The trial bug bounty matching program between Nexus Mutual and Immunefi is now live after the successful governance vote concluded August 2.
We want to thank each and every one of you who voted in support of the proposal, and we want to earn the trust and support of those who didn’t. Over the next 12 months, we aim to create real value for the Nexus Mutual community.
As per the details of the proposal, Nexus Mutual Community Fund has allocated up to 2500 NXM to a rewards pool for the purpose of providing 1:1 matching payouts, with a maximum of $200,000 per valid critical bug report.

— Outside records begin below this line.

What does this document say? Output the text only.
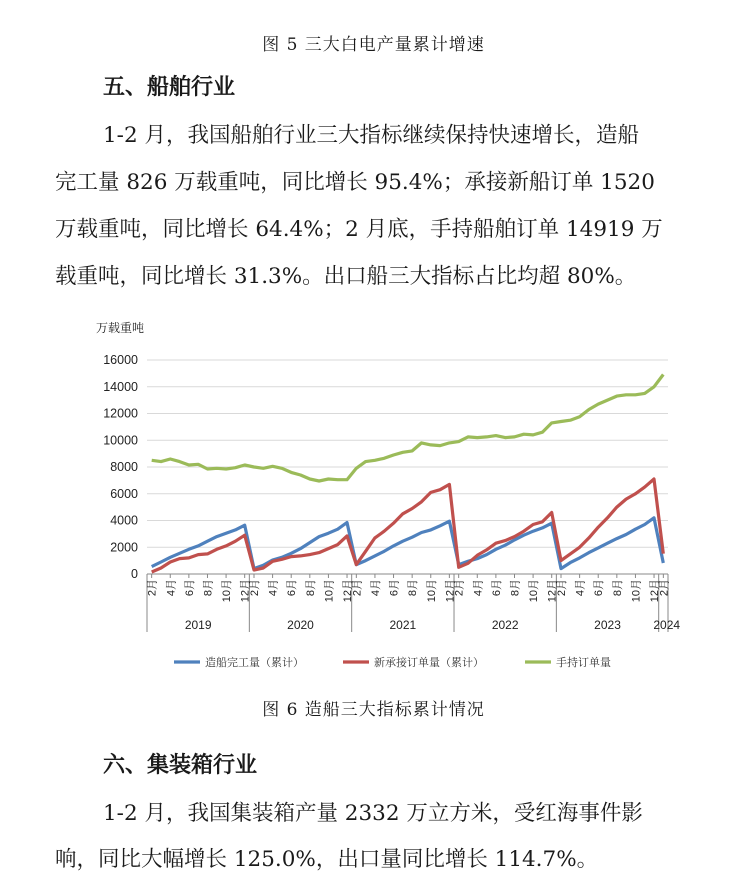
图 5 三大白电产量累计增速
五、船舶行业
1-2 月，我国船舶行业三大指标继续保持快速增长，造船
完工量 826 万载重吨，同比增长 95.4%；承接新船订单 1520
万载重吨，同比增长 64.4%；2 月底，手持船舶订单 14919 万
载重吨，同比增长 31.3%。出口船三大指标占比均超 80%。
万载重吨
0
2000
4000
6000
8000
10000
12000
14000
16000
2月 4月 6月 8月 10月 12月
2月 4月 6月 8月 10月 12月
2月 4月 6月 8月 10月 12月
2月 4月 6月 8月 10月 12月
2月 4月 6月 8月 10月 12月
2月
2019	2020	2021	2022	2023	2024
造船完工量（累计）	新承接订单量（累计）	手持订单量
图 6 造船三大指标累计情况
六、集装箱行业
1-2 月，我国集装箱产量 2332 万立方米，受红海事件影
响，同比大幅增长 125.0%，出口量同比增长 114.7%。
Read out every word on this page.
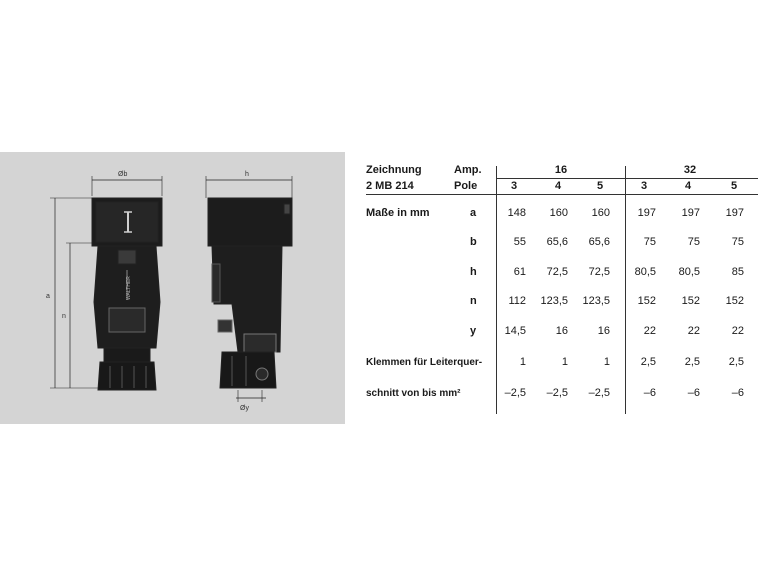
Øb	h
a
n
Øy
WALTHER
Zeichnung
2 MB 214
Amp.
Pole
16	32
3	4	5	3	4	5
Maße in mm	a	148	160	160	197	197	197
b	55	65,6	65,6	75	75	75
h	61	72,5	72,5	80,5	80,5	85
n	112	123,5	123,5	152	152	152
y	14,5	16	16	22	22	22
Klemmen für Leiterquer-	1	1	1	2,5	2,5	2,5
schnitt von bis mm²	–2,5	–2,5	–2,5	–6	–6	–6
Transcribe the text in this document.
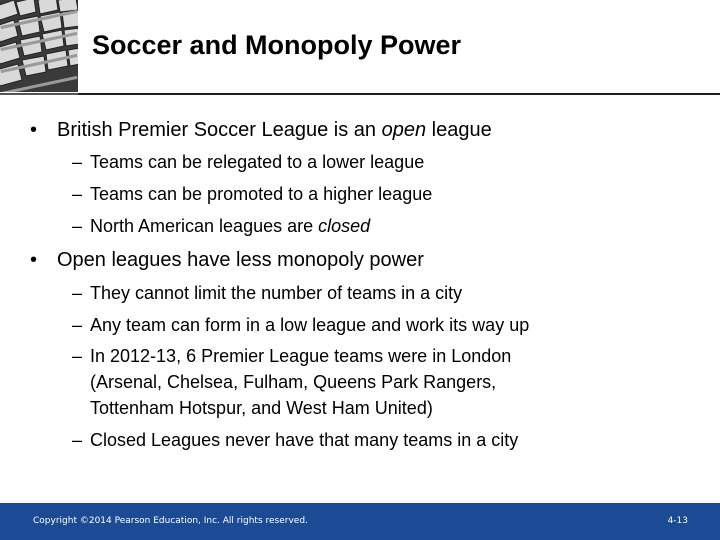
Soccer and Monopoly Power
• British Premier Soccer League is an open league
– Teams can be relegated to a lower league
– Teams can be promoted to a higher league
– North American leagues are closed
• Open leagues have less monopoly power
– They cannot limit the number of teams in a city
– Any team can form in a low league and work its way up
– In 2012-13, 6 Premier League teams were in London
(Arsenal, Chelsea, Fulham, Queens Park Rangers,
Tottenham Hotspur, and West Ham United)
– Closed Leagues never have that many teams in a city
Copyright ©2014 Pearson Education, Inc. All rights reserved.	4-13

This amount is enough to cover the maximum of a single payout, which allows the Nexus Mutual community to fully explore the value proposition of bug bounty matching, while also minimizing risk and managing the treasury prudentally.
The way the program works is a straightforward, two-part process:
- Any valid and paid critical bug report (per Immunefi criteria) on an approved Immunefi bug bounty program is subsequently reviewed by the Nexus core team
- If exploitation of the critical vulnerability would have resulted in a payout, the Nexus core team agrees to provide a 1:1 matching payout up to $200,000
The Nexus Mutual core team has determined the following bug bounty programs on Immunefi to be eligible and pre-approved for matching payouts:
- Alpha Finance
- BadgerDAO
- Bancor
- Compound
- Pool Together
- Sushiswap
- Synthetix
- Vesper Finance
- Yearn
We will individually reach out to these projects and inform them that Nexus Mutual is providing matching bug bounty payouts on their programs for valid, critical vulnerabilities.
After qualifying reports have been fully resolved and the affected projects agree to disclose them, we’ll be sure to post our impact findings here for the Nexus community to evaluate the value of the matching program themselves. If you have any questions, this thread is the place to ask them!